Driver code。下面看最复杂的驱动代码。分解为两部分讨论：第一个job和第二个job。第一个job解析命令行参数创建合适的输入输出目录。创建的临时目录会在job链的最后由驱动代码删掉。

Notice:输出目录名字附加一个string作为中间输出目录。这在大多数情况下是合适的，但如果对中间目录有一个命名约定来避免冲突会更好。Job提交时如果输出目录已经存在，job将不会启动。

public static void main(String[] args) throws Exception {
    Configuration conf = new Configuration();
    Path postInput = new Path(args[0]);
    Path userInput = new Path(args[1]);
    Path outputDirIntermediate = new Path(args[2] + "_int");
    Path outputDir = new Path(args[2]);
    // Setup first job to counter user posts
    Job countingJob = new Job(, "JobChaining-Counting");
    countingJob.setJarByClass(JobChainingDriver.class);
    // Set our mapper and reducer, we can use the API's long sum reducer for
    // a combiner!
    countingJob.setMapperClass(UserIdCountMapper.class);
    countingJob.setCombinerClass(LongSumReducer.class);
    countingJob.setReducerClass(UserIdSumReducer.class);
    countingJob.setOutputKeyClass(Text.class);
    countingJob.setOutputValueClass(LongWritable.class);
    countingJob.setInputFormatClass(TextInputFormat.class);
    TextInputFormat.addInputPath(countingJob, postInput);
    countingJob.setOutputFormatClass(TextOutputFormat.class);
    TextOutputFormat.setOutputPath(countingJob, outputDirIntermediate);
    // Execute job and grab exit code
    int code = countingJob.waitForCompletion(true) ? 0 : 1;
   。。。

执行第二个job之前要检测第一个job是否成功。这看起来足够简单，但对于更复杂的job链，检测是比较烦人的。第二个job配置之前，从第一个job抽取代表平均发帖数的计数器的值，加到job配置里。然后设置mapper并禁用reducer阶段。另外的关键部分要注意的是MultipleOutputs和DistributedCache的配置。然后job执行

最后，最终要的是成功或失败，中间输出目录被清除。这是一个重要并经常被忽视的阶段。留下中间输出目录会很快的填满集群，需要你手动删除这些目录。

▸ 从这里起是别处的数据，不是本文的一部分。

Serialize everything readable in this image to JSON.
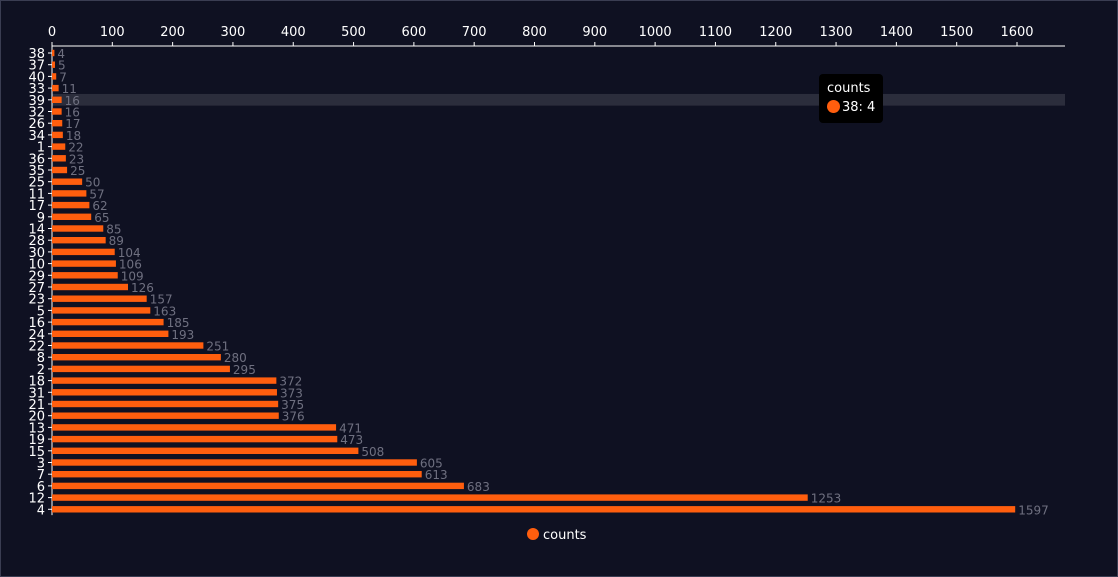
{
  "chart_data": {
    "type": "bar",
    "orientation": "horizontal",
    "categories": [
      "38",
      "37",
      "40",
      "33",
      "39",
      "32",
      "26",
      "34",
      "1",
      "36",
      "35",
      "25",
      "11",
      "17",
      "9",
      "14",
      "28",
      "30",
      "10",
      "29",
      "27",
      "23",
      "5",
      "16",
      "24",
      "22",
      "8",
      "2",
      "18",
      "31",
      "21",
      "20",
      "13",
      "19",
      "15",
      "3",
      "7",
      "6",
      "12",
      "4"
    ],
    "series": [
      {
        "name": "counts",
        "values": [
          4,
          5,
          7,
          11,
          16,
          16,
          17,
          18,
          22,
          23,
          25,
          50,
          57,
          62,
          65,
          85,
          89,
          104,
          106,
          109,
          126,
          157,
          163,
          185,
          193,
          251,
          280,
          295,
          372,
          373,
          375,
          376,
          471,
          473,
          508,
          605,
          613,
          683,
          1253,
          1597
        ]
      }
    ],
    "xlim": [
      0,
      1680
    ],
    "x_ticks": [
      "0",
      "100",
      "200",
      "300",
      "400",
      "500",
      "600",
      "700",
      "800",
      "900",
      "1000",
      "1100",
      "1200",
      "1300",
      "1400",
      "1500",
      "1600"
    ],
    "x_axis_position": "top",
    "grid": false,
    "legend": "bottom-center",
    "bar_color": "#ff5e0e",
    "label_color": "#6f7080",
    "axis_color": "#ffffff",
    "highlight_category": "39"
  },
  "tooltip": {
    "title": "counts",
    "entry": "38: 4"
  },
  "legend": {
    "label": "counts"
  }
}
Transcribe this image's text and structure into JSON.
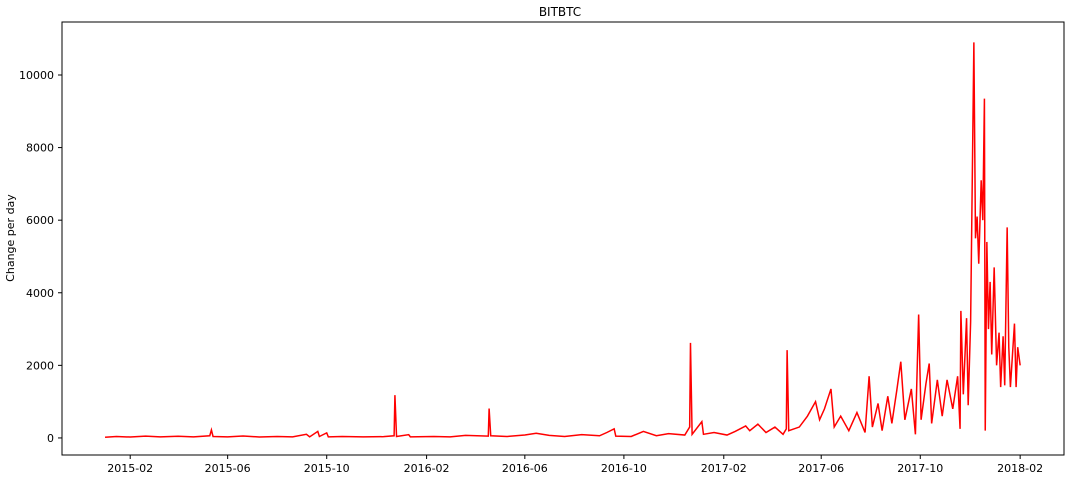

不需要的就删掉。

if (code == 0) {
    // Calculate the average posts per user by getting counter values
    double numRecords = (double) countingJob
    .getCounters()
    .findCounter(AVERAGE_CALC_GROUP,
    UserIdCountMapper.RECORDS_COUNTER_NAME).getValue();
    double numUsers = (double) countingJob
    .getCounters()
    .findCounter(AVERAGE_CALC_GROUP,
    UserIdSumReducer.USERS_COUNTER_NAME).getValue();
    double averagePostsPerUser = numRecords / numUsers;
    // Setup binning job
    Job binningJob = new Job(new Configuration(), "JobChaining-Binning");
    binningJob.setJarByClass(JobChainingDriver.class);
    // Set mapper and the average posts per user
    binningJob.setMapperClass(UserIdBinningMapper.class);
    UserIdBinningMapper.setAveragePostsPerUser(binningJob,
    averagePostsPerUser);
    binningJob.setNumReduceTasks(0);
    binningJob.setInputFormatClass(TextInputFormat.class);
    TextInputFormat.addInputPath(binningJob, outputDirIntermediate);
    // Add two named outputs for below/above average
    MultipleOutputs.addNamedOutput(binningJob,
    MULTIPLE_OUTPUTS_BELOW_NAME, TextOutputFormat.class,
    Text.class, Text.class);
    MultipleOutputs.addNamedOutput(binningJob,
    MULTIPLE_OUTPUTS_ABOVE_NAME, TextOutputFormat.class,
    Text.class, Text.class);
    MultipleOutputs.setCountersEnabled(binningJob, true);
    TextOutputFormat.setOutputPath(binningJob, outputDir);
    // Add the user files to the DistributedCache
    FileStatus[] userFiles = FileSystem.get(conf).listStatus(userInput);
    for (FileStatus status : userFiles) {
    DistributedCache.addCacheFile(status.getPath().toUri(),
    binningJob.getConfiguration());
    }
    // Execute job and grab exit code
    code = binningJob.waitForCompletion(true) ? 0 : 1;
    }
    // Clean up the intermediate output
    FileSystem.get(conf).delete(outputDirIntermediate, true);
    System.exit(code);

Parallel job chaining

并行job链的驱动跟前面例子的相似。唯一大的改进是jobs被并行提交然后监控它们直到完成。本例中的两个job是独立的（当然，用到了前面例子的输出）。这增加了更好利用集群资源的好处，能同时运行两个job。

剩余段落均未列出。